Preserving Our History
There is an old saying that you have to know where you come from in order to know where you're going. The Doy Leale McCall Rare Book and Manuscript Library, which is housed in the Marx Library on the main campus, provides a unique look into the past for students, faculty, researchers, and local residents.
Carroll and Vicki Barrett, both South Alabama alumni, have added a remarkable collection of family papers, books, and photography from the 16th through the 20th centuries to the archive. The Dellet-Torrey Collection adds unique new imprints from the past that will heighten the impact of the McCall Collection on the work of future scholars.
"My husband Carroll and I couldn't imagine a better way to preserve our families' history than to donate this collection to the University of South Alabama's Doy Leale McCall Rare Book and Manuscript Library," Vicki said.
The family collection has been passed through Carroll's family for over 200 years. It provides insight into what life was like in Alabama in the 1800s.
"The Dellet-Torrey Collection adds to the resources we can provide to our students and faculty," assistant librarian Deborah Gurt said. "Having something as rare as this entrusted to us is a validation of what we do, and it offers great opportunities to students and scholars."

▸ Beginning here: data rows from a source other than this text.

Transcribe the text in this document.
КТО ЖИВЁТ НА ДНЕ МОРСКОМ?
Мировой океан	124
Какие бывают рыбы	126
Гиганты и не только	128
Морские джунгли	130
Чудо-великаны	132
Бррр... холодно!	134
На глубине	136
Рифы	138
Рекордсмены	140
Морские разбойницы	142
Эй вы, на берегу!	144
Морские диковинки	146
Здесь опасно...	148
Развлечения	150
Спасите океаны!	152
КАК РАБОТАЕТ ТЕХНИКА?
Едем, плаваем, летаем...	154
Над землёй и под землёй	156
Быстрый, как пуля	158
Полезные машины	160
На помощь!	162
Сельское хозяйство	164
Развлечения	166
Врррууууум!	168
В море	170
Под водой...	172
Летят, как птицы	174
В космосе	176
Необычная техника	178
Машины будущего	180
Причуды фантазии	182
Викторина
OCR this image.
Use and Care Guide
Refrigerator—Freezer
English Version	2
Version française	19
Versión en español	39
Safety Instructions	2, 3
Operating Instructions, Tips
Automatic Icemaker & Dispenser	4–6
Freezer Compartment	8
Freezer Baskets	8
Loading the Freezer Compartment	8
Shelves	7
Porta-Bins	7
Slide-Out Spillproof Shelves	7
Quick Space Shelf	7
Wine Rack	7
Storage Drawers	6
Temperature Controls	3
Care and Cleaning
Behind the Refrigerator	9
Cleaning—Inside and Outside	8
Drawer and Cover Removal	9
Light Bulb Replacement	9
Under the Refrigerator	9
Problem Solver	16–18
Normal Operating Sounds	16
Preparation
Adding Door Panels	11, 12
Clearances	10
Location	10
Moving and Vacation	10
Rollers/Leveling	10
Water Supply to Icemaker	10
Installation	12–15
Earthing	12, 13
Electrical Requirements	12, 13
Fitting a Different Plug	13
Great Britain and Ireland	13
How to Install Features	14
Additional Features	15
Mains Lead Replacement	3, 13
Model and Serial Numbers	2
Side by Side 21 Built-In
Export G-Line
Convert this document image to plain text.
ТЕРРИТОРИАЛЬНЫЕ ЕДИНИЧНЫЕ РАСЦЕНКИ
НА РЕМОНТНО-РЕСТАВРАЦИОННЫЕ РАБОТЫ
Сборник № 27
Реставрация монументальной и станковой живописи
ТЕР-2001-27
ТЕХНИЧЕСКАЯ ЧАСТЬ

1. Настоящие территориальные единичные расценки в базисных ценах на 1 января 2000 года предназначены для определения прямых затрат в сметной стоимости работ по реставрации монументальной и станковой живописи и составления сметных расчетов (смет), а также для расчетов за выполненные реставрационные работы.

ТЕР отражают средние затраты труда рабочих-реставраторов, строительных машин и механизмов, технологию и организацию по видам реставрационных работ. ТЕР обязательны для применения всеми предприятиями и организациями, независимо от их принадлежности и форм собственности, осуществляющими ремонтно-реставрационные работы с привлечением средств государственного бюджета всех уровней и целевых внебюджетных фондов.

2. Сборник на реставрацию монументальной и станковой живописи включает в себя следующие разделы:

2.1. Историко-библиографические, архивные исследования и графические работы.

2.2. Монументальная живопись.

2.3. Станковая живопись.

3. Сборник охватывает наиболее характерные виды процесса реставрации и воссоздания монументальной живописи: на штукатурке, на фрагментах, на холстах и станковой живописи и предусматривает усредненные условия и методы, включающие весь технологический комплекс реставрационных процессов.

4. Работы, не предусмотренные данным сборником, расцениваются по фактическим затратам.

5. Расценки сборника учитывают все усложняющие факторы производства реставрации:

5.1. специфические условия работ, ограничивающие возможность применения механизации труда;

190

Most of the collection was kept through the years at Dellet Park in Claiborne, AL, the home of James Preston Dellet. He was elected to the first State House of Representatives in 1819 and had the honor of being the first Speaker of the Alabama House of Representatives. He was also a U.S. Congressman from 1839-1841 and again from 1843-1845.
"The condition in which this collection was brought to us is remarkable," Gurt added. "James Dellet was a prominent figure in the early days of Alabama state politics, and his books and papers allow researchers a unique window on to the political climate of that period."
The collection also features material related to Alabama State Senator Rufus Campbell Torrey, Carroll's great-great grandfather. Torrey was a teacher, lawyer, and judge. He was elected a member of the convention called to revise the state constitution in 1875.
"We have tried to be careful custodians of our portion of this historical legacy," Vicki said. "It's been a great source of pride to have a family steeped in early Alabama history. We hope that this donation will allow interested students, faculty and citizens access to information about Alabama politics and life in the early and mid-1800s."